’20 Days in Mariupol’ Review: A Harrowingly Immediate Look at a City Under Siege
It’s been less than a year since Russia invaded Ukraine, drastically escalating a conflict that had already been in progress for eight years. Yet the constant churn of the news cycle somehow makes that crisis seem older, less urgent — a dulling of concern underlined by some U.S. conservatives’ desire to halt aid, as if we’ve already “done enough” despite all ongoing warfare and related humanitarian exigencies. Offering a refresher in outrage on Ukrainians’ behalf is “20 Days in Mariupol,” a grim, nerve-jangling piece of on-the-ground reportage by a small team of Associated Press correspondents.
Those journos traveled to the port city of the title last February 24, the day Vladimir Putin announced a “Special Military Operation” in “self-defense,” as if Ukraine was attacking Russia rather than the other way round. They assumed this key port, just 30 miles from the enemy border, would be an early objective. That hunch was correct: Within hours, bombs began to fall.
A strikingly immediate record of citizens under siege, Mstyslav Chernov’s documentary chronicles the period he and his crew spent there before fleeing. The grotesque injustice of the situation is reinforced by our periodically hearing Russian leaders’ flat denials that civilians are being targeted, even as we spend these 90-odd minutes witnessing residential areas, apartment buildings, hospitals and more reduced to charred ruins. Following its Sundance premiere, the film is slated for theatrical release by PBS Distribution later in the year, then Frontline PBS broadcast.
Though seldom spied onscreen, Chernov (who shot most of the footage here), field producer Vasilisa Stepanenko and still photographer Evgeniy Maloletka are the local AP journalists cited as “we” in the director’s English voiceover. When they arrive on the 24th, “the city looks normal” — as it had in 2014, when they’d visited during an unsuccessful prior Russian attempt at seizing the strategic location. Encountering a hysterical older woman in an outlying area, they tell her to go home, thinking she’ll be safe there. Later, she’s found alive, but her house has been destroyed.
In the initial onslaught, martial law is imposed, and many choose to evacuate while they still can. With few bomb shelters available, people huddle in basements as air strikes and missiles lay waste not just to infrastructure and military posts, but civilian hubs. Electricity, telephone and internet access, fire stations, hospitals and more are systematically taken out. Meanwhile, hundreds of casualties crowd the few emergency medical facilities left — or are left as corpses on the streets, eventually put in mass graves for lack of other options.
The deliberate cutoff of outside communication stirs panic and confusion in isolation. Some residents even think they’re being attacked by Ukrainian “friendly fire” (as opposed to Russian Federation forces), or take their frustrations out on the remaining journalists, who have their own problems getting their reportage out. But most are glad that at least some record of their plight will be seen by the world.
The impact of that coverage is made vivid in “20 Days in Mariupol” when footage we’ve already seen in its original context is reprised, now as brief clips woven into breaking-news broadcasts around the world. Powerful as those glimpses were to international viewers, Chernov doesn’t spare his documentary more brutally sustained moments. As a four-year-old dies on the operating table from shelling wounds, a furious doctor cries, ““Show that Putin bastard the eyes of this child.” Elsewhere, a teen playing soccer outside a school dies when a bomb tears his legs off.
“This is painful to watch. But it must be painful to watch,” Chernov says. As “this sadistic virus of destruction” hollows out the city, its visual evidence stirring global indignation, Russian state media is seen claiming those images are “fake news,” “fully staged” with professional actors in acts of “information terrorism.” If that were the case, Hollywood’s CGI experts couldn’t match these impressive drone shots of an apocalyptic cityscape.

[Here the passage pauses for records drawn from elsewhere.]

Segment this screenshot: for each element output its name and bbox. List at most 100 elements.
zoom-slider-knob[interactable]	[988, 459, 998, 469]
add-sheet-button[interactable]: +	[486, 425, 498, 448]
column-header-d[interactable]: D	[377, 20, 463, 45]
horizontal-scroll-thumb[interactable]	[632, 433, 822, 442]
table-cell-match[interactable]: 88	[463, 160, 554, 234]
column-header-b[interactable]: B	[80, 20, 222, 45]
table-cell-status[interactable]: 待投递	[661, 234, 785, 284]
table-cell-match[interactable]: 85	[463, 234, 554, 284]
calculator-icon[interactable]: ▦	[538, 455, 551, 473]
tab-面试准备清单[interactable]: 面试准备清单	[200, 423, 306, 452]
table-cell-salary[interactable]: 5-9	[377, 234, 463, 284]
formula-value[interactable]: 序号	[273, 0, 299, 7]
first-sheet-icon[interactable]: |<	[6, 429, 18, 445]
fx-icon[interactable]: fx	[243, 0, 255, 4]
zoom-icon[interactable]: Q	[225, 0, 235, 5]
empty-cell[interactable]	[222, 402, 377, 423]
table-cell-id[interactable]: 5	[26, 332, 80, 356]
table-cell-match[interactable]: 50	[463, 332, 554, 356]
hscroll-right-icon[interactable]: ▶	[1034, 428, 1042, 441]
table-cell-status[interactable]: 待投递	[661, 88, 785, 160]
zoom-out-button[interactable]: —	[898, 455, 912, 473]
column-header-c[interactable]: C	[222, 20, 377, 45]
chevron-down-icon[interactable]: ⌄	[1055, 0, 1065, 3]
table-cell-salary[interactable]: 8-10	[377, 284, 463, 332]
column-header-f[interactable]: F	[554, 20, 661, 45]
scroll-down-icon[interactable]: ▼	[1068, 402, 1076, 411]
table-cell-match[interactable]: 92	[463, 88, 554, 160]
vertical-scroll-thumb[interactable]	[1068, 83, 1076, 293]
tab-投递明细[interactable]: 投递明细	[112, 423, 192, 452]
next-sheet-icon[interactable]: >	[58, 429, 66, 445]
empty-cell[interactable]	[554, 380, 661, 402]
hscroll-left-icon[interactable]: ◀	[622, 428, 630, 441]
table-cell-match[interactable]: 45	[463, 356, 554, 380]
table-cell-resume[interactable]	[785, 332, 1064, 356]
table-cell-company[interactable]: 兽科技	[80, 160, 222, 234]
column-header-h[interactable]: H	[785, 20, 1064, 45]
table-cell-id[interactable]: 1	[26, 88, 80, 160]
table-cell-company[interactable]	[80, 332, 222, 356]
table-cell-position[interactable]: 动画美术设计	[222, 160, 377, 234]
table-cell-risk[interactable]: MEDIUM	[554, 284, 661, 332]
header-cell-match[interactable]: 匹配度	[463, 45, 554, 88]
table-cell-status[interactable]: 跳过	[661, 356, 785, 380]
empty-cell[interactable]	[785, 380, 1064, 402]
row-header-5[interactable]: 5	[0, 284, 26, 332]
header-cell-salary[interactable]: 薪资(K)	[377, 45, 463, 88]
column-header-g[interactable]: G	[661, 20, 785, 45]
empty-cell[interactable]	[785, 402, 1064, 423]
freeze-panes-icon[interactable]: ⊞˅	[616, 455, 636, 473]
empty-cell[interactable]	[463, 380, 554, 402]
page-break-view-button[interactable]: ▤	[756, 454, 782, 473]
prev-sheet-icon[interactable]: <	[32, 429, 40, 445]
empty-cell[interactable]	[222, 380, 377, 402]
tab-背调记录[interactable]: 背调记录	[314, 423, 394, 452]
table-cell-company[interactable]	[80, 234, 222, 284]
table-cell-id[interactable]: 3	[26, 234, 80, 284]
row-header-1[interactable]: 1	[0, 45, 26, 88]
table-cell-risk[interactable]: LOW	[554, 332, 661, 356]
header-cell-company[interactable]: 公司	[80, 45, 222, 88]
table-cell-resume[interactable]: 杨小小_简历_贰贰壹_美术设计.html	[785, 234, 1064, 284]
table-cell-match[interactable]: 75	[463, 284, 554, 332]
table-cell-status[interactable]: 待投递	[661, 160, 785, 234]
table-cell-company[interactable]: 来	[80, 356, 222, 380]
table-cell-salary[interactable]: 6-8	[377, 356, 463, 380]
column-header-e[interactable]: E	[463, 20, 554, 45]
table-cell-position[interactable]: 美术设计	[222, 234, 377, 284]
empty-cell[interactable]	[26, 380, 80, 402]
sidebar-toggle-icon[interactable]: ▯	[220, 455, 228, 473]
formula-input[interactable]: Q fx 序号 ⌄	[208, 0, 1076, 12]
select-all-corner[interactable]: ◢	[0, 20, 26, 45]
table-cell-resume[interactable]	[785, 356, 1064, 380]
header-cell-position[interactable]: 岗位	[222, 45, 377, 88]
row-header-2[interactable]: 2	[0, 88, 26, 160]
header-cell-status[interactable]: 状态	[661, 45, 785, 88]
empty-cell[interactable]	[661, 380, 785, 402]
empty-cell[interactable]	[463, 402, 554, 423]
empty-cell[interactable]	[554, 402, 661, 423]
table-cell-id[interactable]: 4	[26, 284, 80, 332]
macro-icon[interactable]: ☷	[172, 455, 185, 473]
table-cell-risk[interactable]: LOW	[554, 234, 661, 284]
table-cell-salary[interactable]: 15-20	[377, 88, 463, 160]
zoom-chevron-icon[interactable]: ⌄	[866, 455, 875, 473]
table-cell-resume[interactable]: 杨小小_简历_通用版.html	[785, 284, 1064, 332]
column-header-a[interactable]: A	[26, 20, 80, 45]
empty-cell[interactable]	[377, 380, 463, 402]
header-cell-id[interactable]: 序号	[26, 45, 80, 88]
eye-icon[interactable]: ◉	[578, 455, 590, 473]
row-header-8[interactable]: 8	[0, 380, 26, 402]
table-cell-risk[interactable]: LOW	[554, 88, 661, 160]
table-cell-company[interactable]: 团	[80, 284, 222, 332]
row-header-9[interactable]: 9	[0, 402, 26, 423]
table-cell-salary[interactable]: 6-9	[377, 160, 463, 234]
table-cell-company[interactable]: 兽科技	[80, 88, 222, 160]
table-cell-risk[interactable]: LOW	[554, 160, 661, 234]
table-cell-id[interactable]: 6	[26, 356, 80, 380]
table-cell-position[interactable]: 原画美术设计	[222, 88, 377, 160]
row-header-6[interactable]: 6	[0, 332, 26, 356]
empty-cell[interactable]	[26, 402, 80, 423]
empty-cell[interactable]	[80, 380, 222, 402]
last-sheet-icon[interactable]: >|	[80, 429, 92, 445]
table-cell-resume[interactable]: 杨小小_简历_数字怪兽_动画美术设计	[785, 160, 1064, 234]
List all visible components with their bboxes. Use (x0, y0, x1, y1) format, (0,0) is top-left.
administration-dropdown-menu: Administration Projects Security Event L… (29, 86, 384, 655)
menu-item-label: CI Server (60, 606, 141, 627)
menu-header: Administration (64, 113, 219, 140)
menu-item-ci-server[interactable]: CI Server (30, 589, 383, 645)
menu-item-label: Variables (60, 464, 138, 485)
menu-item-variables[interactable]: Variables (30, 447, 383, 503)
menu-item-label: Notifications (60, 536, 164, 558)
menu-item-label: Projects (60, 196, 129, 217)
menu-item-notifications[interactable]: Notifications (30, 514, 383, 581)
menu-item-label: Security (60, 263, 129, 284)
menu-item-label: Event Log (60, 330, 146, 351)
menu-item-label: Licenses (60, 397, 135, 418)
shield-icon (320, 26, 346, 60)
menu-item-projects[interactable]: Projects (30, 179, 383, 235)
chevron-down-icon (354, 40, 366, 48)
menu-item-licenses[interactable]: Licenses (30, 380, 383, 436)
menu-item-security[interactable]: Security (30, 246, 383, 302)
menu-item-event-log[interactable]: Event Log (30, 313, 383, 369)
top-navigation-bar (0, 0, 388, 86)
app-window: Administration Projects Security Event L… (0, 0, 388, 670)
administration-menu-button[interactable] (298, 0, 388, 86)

There’s no political analysis or sermonizing here, just a punishingly up-close look at the toll of modern warfare on a population. “What did we do to deserve this? What are these people guilty of?” a mother asks — questions to which there can be no answer. Mariupol fell to Russia on Day 86, and the filmmakers were exceedingly lucky to get out weeks earlier, as Russian tanks had already claimed the area they were hiding in (and the last functioning hospital it encompassed).
This is bleak but essential viewing, deftly edited by Chernov, video technology rendering his camerawork discomfitingly bright and sharp where not long ago we might have been spared a degree of horror by lesser image clarity. Adding discreet notes of suspense is Jordan Dykstra’s original score. Structured by onscreen markers of the days passed, this nonfiction feature may not have a simple narrative arc, but the director’s unpretentious first-person narration and the intensity of the war-crimes evidence compiled make it riveting nonetheless.